O primeiro dia do ano começou cedo para os concorrentes do Dakar. Levantei-me pouco passava das quatro da manhã, já que a minha saída do parque fechado estava agendada para as 5h49m. Ao longe ainda se ouvem alguns foliões a festejar o início de mais um ano. Aliás, por aqui o ambiente ainda é de festa. Mas os concorrentes já têm os olhos postos na estrada. A concentração é total e agora nada pode falhar.
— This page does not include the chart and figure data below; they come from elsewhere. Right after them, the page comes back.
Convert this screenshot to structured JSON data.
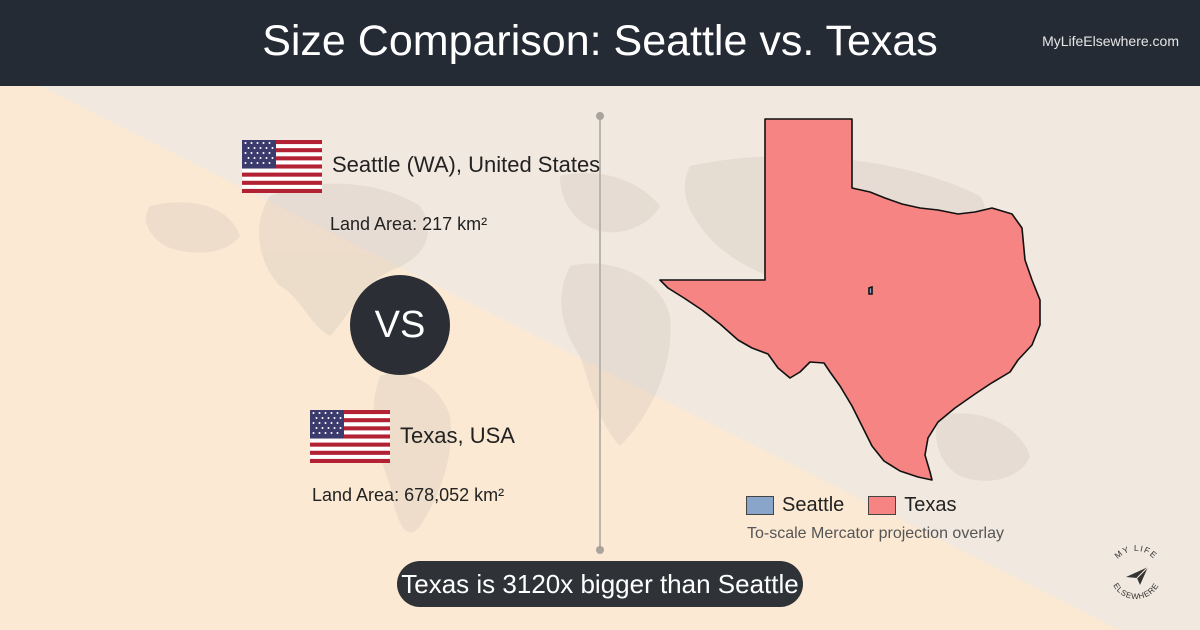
{
  "header": {
    "title": "Size Comparison: Seattle vs. Texas",
    "brand": "MyLifeElsewhere.com"
  },
  "left": {
    "place1": {
      "name": "Seattle (WA), United States",
      "area": "Land Area: 217 km²",
      "flag": "us-flag-icon"
    },
    "vs": "VS",
    "place2": {
      "name": "Texas, USA",
      "area": "Land Area: 678,052 km²",
      "flag": "us-flag-icon"
    }
  },
  "legend": {
    "items": [
      {
        "label": "Seattle",
        "color": "#89a6ca"
      },
      {
        "label": "Texas",
        "color": "#f58483"
      }
    ],
    "note": "To-scale Mercator projection overlay"
  },
  "summary": "Texas is 3120x bigger than Seattle",
  "logo": {
    "top_text": "MY LIFE",
    "bottom_text": "ELSEWHERE",
    "icon": "paper-plane-icon"
  },
  "colors": {
    "header_bg": "#242b35",
    "texas_fill": "#f58483",
    "seattle_fill": "#89a6ca",
    "pill_bg": "#2f3338"
  }
}
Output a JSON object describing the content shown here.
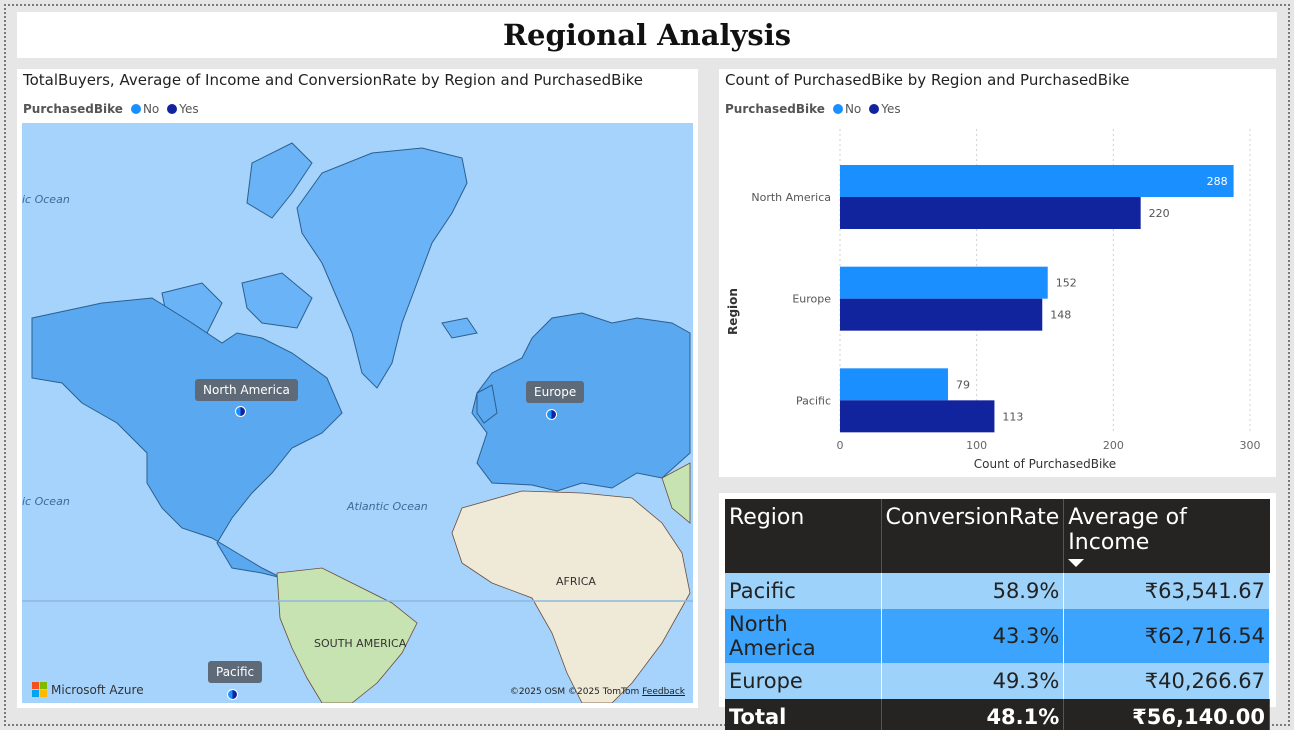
{
  "report": {
    "title": "Regional Analysis"
  },
  "colors": {
    "no": "#1a8fff",
    "yes": "#12239e",
    "table_header": "#252423",
    "row_light": "#9dd2fb",
    "row_dark": "#3da4fd"
  },
  "map": {
    "title": "TotalBuyers, Average of Income and ConversionRate by Region and PurchasedBike",
    "legend": {
      "title": "PurchasedBike",
      "items": [
        {
          "label": "No",
          "color": "#1a8fff"
        },
        {
          "label": "Yes",
          "color": "#12239e"
        }
      ]
    },
    "markers": {
      "north_america": "North America",
      "europe": "Europe",
      "pacific": "Pacific"
    },
    "oceans": {
      "o1": "ic Ocean",
      "o2": "ic Ocean",
      "o3": "Atlantic Ocean"
    },
    "regions": {
      "south_america": "SOUTH AMERICA",
      "africa": "AFRICA"
    },
    "branding": "Microsoft Azure",
    "attribution": "©2025 OSM  ©2025 TomTom",
    "feedback": "Feedback"
  },
  "bar_chart": {
    "title": "Count of PurchasedBike by Region and PurchasedBike",
    "legend": {
      "title": "PurchasedBike",
      "items": [
        {
          "label": "No",
          "color": "#1a8fff"
        },
        {
          "label": "Yes",
          "color": "#12239e"
        }
      ]
    }
  },
  "chart_data": {
    "type": "bar",
    "orientation": "horizontal",
    "title": "Count of PurchasedBike by Region and PurchasedBike",
    "xlabel": "Count of PurchasedBike",
    "ylabel": "Region",
    "categories": [
      "North America",
      "Europe",
      "Pacific"
    ],
    "series": [
      {
        "name": "No",
        "color": "#1a8fff",
        "values": [
          288,
          152,
          79
        ]
      },
      {
        "name": "Yes",
        "color": "#12239e",
        "values": [
          220,
          148,
          113
        ]
      }
    ],
    "xlim": [
      0,
      300
    ],
    "xticks": [
      0,
      100,
      200,
      300
    ],
    "grid": "vertical dotted",
    "legend_position": "top-left"
  },
  "table": {
    "headers": [
      "Region",
      "ConversionRate",
      "Average of Income"
    ],
    "rows": [
      {
        "region": "Pacific",
        "conversion": "58.9%",
        "income": "₹63,541.67"
      },
      {
        "region": "North America",
        "conversion": "43.3%",
        "income": "₹62,716.54"
      },
      {
        "region": "Europe",
        "conversion": "49.3%",
        "income": "₹40,266.67"
      }
    ],
    "total": {
      "label": "Total",
      "conversion": "48.1%",
      "income": "₹56,140.00"
    }
  }
}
Infelizmente para mim o início foi de grande stress. A moto não quis pegar e tive de a trazer à mão até ao local da partida. Depois foi a procura do que poderia estar errado. Desligámos o road book elétrico, onde parecia estar a origem dos problemas. Os outros pilotos iam passando por mim e recebia o seu gesto de solidariedade, mas nada podiam fazer para me ajudar. Parti para a ligação com a cabeça a fervilhar. Tinha como principal preocupação conseguir concentrar-me para, com todas as limitações, fazer o melhor possível. Consegui terminar sem erros. Acho que não perdi demasiado tempo, mas estou preocupado. Quero chegar ao final da etapa e resolver este problema para poder pensar exclusivamente na corrida. Agora tenho pela frente mais de seiscentos quilómetros de ligação que nos vão consumir muitas horas.